I looked on the internet but could not find anything about this. There is a lot about SID, RID on the internet, but nothing about aliases. What does it mean in a SID context?

SIDs exist in Active Directory domains (Windows Server) and Samba (PDC).


Solution 1:

Microsoft documented most of the internals of this in [MS-SAMR].

Here are some definitions from that document:

account: A user (including machine account), group, or alias object. Also a synonym for security principal or principal.

alias: An alternate name that can be used to reference an object or element.

alias object: See resource group.

resource group: A group object whose membership is added to the authorization context only if the server receiving the context is a member of the same domain as the resource group.

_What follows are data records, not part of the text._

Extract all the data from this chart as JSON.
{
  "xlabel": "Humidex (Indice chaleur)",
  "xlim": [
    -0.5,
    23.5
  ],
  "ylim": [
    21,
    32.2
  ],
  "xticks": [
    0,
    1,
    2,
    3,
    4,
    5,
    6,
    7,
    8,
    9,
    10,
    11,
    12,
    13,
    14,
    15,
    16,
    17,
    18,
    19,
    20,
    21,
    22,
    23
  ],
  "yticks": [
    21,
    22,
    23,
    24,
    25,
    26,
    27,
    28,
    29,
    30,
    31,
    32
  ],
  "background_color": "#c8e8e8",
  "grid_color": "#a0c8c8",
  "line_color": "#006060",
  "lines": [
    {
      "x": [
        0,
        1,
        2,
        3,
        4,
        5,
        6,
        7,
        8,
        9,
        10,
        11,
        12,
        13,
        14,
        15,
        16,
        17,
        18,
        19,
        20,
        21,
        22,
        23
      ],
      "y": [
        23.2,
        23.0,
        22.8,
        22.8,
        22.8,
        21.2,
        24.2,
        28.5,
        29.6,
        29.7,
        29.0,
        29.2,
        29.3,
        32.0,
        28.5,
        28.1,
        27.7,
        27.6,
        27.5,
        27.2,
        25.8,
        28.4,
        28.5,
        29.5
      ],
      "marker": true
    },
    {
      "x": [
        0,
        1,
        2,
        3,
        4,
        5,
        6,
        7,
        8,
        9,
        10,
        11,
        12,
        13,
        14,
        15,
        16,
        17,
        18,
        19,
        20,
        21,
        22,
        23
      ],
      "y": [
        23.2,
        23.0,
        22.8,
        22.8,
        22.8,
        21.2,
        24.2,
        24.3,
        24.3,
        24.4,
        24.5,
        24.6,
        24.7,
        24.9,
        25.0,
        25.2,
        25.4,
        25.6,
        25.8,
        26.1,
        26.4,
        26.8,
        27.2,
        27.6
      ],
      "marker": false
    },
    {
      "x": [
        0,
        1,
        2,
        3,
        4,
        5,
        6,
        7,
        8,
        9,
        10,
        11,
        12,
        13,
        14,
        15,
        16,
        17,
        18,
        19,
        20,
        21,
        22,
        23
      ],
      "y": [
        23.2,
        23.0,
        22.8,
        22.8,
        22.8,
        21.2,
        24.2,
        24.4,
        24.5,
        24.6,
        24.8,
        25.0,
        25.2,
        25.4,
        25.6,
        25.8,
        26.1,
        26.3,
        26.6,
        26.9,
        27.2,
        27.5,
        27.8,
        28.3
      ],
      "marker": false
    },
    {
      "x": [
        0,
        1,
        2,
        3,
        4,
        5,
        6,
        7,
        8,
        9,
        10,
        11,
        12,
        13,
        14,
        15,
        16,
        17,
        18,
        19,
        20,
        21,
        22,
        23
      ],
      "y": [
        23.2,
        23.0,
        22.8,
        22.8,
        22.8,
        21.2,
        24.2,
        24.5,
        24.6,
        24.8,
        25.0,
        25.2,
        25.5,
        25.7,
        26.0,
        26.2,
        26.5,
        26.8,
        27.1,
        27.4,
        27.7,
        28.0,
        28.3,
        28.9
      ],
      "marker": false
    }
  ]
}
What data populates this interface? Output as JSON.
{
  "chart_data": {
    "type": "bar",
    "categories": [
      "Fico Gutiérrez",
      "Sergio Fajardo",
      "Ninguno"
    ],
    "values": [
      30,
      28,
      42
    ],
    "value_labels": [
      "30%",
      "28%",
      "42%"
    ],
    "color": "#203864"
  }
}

The object-based perspective shows that the protocol exposes five main object abstractions: a server object, a domain object, a group object, an alias object (an "alias" being a type of group), and a user object.

In the context of Active Directory, this is a Domain-Local (Or a Builtin-Local) Group. Domain-Local Groups have a sAMAccountType value of SAM_ALIAS_OBJECT. (sAMAccountType enumeration)

Here is a document on group scope, which explains that Domain-Local groups can only be assigned permissions on resources within the same domain, which jives with the aforementioned definition of a "resource group." Why they chose the word "alias," the world may never know.